# NJ exam location: Newark or Hamilton?



## civil-nj (Feb 21, 2008)

I will be sitting for the Civil PE exam this April in NJ and am trying to decide whether to take it in Newark or Hamilton.

Both sites are far enough away from home that I'll probably get a hotel room the night before rather than wake up at the crack of dawn on exam day, so distance really isn't a factor. I'm more interested in the testing environment.

For those who have taken the exam at Newark and/or Hamilton, do you have any advice or thoughts to share? Was one site better than the other in terms of noise, parking, crowding, etc?


----------



## bigray76 (Feb 21, 2008)

civil-nj,

I took both the FE and PE in the West Trenton Firehouse Ballroom. Here is my take on that location:

- Ample parking. Fairly large, free, flat lot. Easy to transport a handtruck full of books across.

- Proximity to stores - you have a head ache after the morning and don't have any Motrin? There is a convience store down the block. I remember there also be a nearby Whole Foods and a couple of pizza joints.

- Traffic in - wasn't too bad when I took the test (April '07). I would suggest if driving down the day of the test to take a practice run to see what highway construction is taking place

- Traffic Home - sucked, but then again I had to take Route 1 to get up to the Parkway.
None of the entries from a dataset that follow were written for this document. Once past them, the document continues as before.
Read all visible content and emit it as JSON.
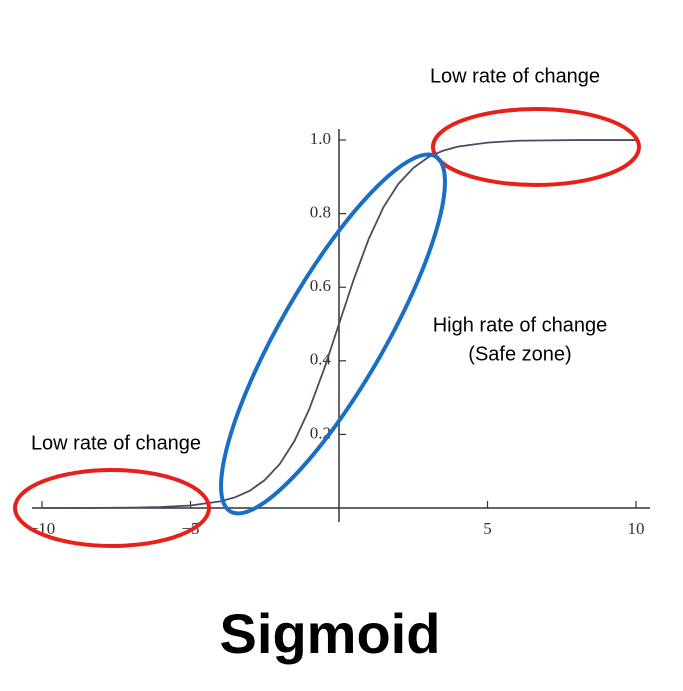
{
  "chart_data": {
    "type": "line",
    "title": "Sigmoid",
    "annotations": [
      "Low rate of change",
      "Low rate of change",
      "High rate of change",
      "(Safe zone)"
    ],
    "x": [
      -10,
      -9,
      -8,
      -7,
      -6,
      -5,
      -4,
      -3.5,
      -3,
      -2.5,
      -2,
      -1.5,
      -1,
      -0.5,
      0,
      0.5,
      1,
      1.5,
      2,
      2.5,
      3,
      3.5,
      4,
      5,
      6,
      7,
      8,
      9,
      10
    ],
    "series": [
      {
        "color": "#4b4a66",
        "values": [
          0,
          0.0001,
          0.0003,
          0.0009,
          0.0025,
          0.0067,
          0.018,
          0.029,
          0.047,
          0.076,
          0.119,
          0.182,
          0.269,
          0.378,
          0.5,
          0.622,
          0.731,
          0.818,
          0.881,
          0.924,
          0.953,
          0.971,
          0.982,
          0.993,
          0.998,
          0.999,
          1,
          1,
          1
        ]
      }
    ],
    "xlim": [
      -10,
      10
    ],
    "ylim": [
      0,
      1.03
    ],
    "xticks": [
      {
        "value": -10,
        "label": "−10"
      },
      {
        "value": -5,
        "label": "−5"
      },
      5,
      10
    ],
    "yticks": [
      0.2,
      0.4,
      0.6,
      0.8,
      {
        "value": 1,
        "label": "1.0"
      }
    ]
  }
}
- Large room - two to a table, but the room is large, facilities are okay.

- Tables - my table was horrible... it had a hard plastic top that wasn't flat but rather had a raised bumpy texture. Just be mindful when filling out your forms

- Noise - you will get to hear a fire truck or plane every so often (the airport is right next door and it is a firehouse); but I never found them to be distracting (no more distracting than some of the people taking the test)
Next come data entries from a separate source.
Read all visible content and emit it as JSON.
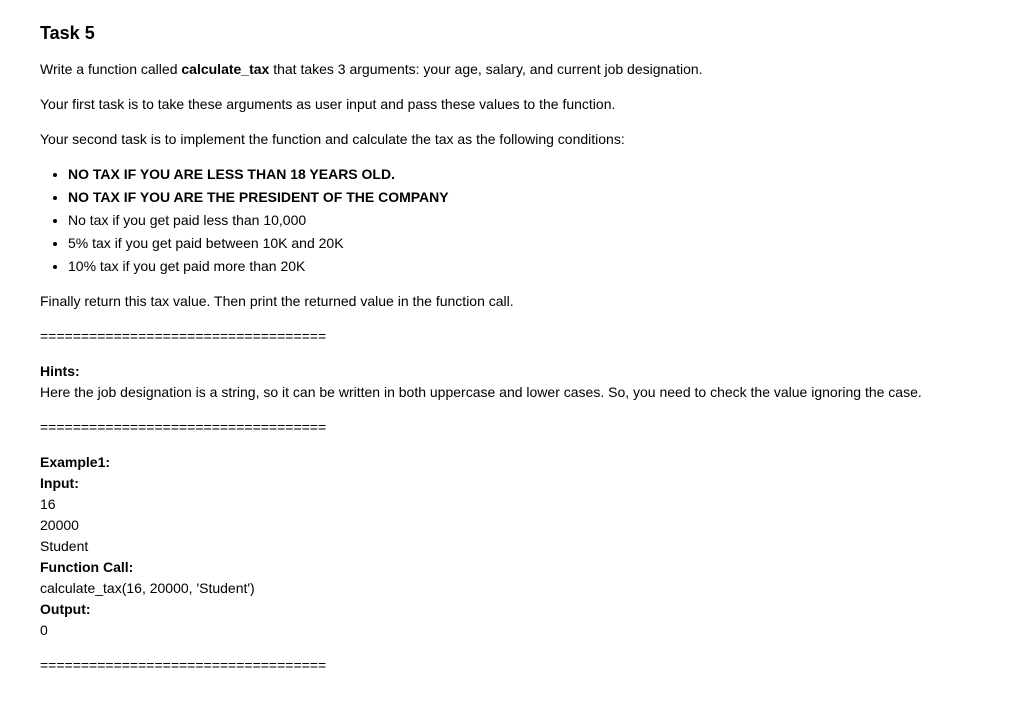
{
  "title": "Task 5",
  "intro": {
    "p1_prefix": "Write a function called ",
    "p1_bold": "calculate_tax",
    "p1_suffix": " that takes 3 arguments: your age, salary, and current job designation.",
    "p2": "Your first task is to take these arguments as user input and pass these values to the function.",
    "p3": "Your second task is to implement the function and calculate the tax as the following conditions:"
  },
  "conditions": {
    "c1": "NO TAX IF YOU ARE LESS THAN 18 YEARS OLD.",
    "c2": "NO TAX IF YOU ARE THE PRESIDENT OF THE COMPANY",
    "c3": "No tax if you get paid less than 10,000",
    "c4": "5% tax if you get paid between 10K and 20K",
    "c5": "10% tax if you get paid more than 20K"
  },
  "finally": "Finally return this tax value. Then print the returned value in the function call.",
  "separator": "===================================",
  "hints": {
    "label": "Hints:",
    "text": "Here the job designation is a string, so it can be written in both uppercase and lower cases. So, you need to check the value ignoring the case."
  },
  "example": {
    "title": "Example1:",
    "input_label": "Input:",
    "in1": "16",
    "in2": "20000",
    "in3": "Student",
    "call_label": "Function Call:",
    "call": "calculate_tax(16, 20000, 'Student')",
    "output_label": "Output:",
    "out": "0"
  }
}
I am superstitious so I took the PE where I took and passed the FE.

I would suggest dressing in layers depending on the weather on exam day... although I found the exam room to be rather comfortable last year.

Good luck and let us know if you have any other questions!

-Ray


----------



## civil-nj (Feb 25, 2008)

Ray,

Thank you very much - lots of helpful info here! I am leaning towards Hamilton as well, but am hoping to also hear from someone who took the exam at NJIT before making a final decision. Theoretically, NJIT should be a good testing site since it's an educational institution. Still, the cynic in me wonders if the firehouse might be better than the college (talk about irony).

Your comment about the bumpy table got me thinking...maybe I should bring a clipboard just in case. Nothing drives me crazier during a test than not being able to write properly, whether it's from a dull pencil or a poor writing surface.

Thanks again,

civil-nj


----------



## snickerd3 (Feb 25, 2008)

Just because the location is listed as an educational insitution doesn't mean you'll get quailty. When I signed up to take the FE, it was to be given ON campus. Well, half of us (one of my friends) got the nice cushy spot in the new computers building with padded swival chairs and individual work stations. The rest of us were stuck in a musty stinky church basement (which was located ON campus) with metal folding chairs and folding tables. I was in pain for like a week.


----------



## cement (Feb 25, 2008)

and you might not have easy access to convenience stores and fast food at NJIT, parking will cost you and I'm not sure about secure.


----------



## bigray76 (Feb 25, 2008)

I can't speak for the hike from parking to the testing area at NJIT... but in West Trenton you park right outside the door and at worst have to walk about 50 yards over the parking lot to get into the ground level ballroom... NJIT may have steps, stairs, etc. between the parking garage and the testing area.


----------



## homer (Mar 6, 2008)

I myself took both the FE and PE at the West Trenton Ballroom and agree with the other comments. However, i noticed on the september 07 meeting minutes of the NJ licensure board, that Ballroom will not be available for the April 08 exam. Instead the exams are to be proctored in nearby Hamilton NJ. I, unfortunately, am not familiar with that site. To see the minutes of that meeting visit:

http://www.state.nj.us/lps/ca/pels/minutepels/pel96.htm

regards,


----------



## civil-nj (Mar 12, 2008)

bigray76, snickerd3, Cement, and homer,

Thanks for the input! I decided to go with the firehouse in Hamilton. There seems to be less risk of basement testing and wipeouts on the pavement with my reference materials. :laugh:

civil-nj


----------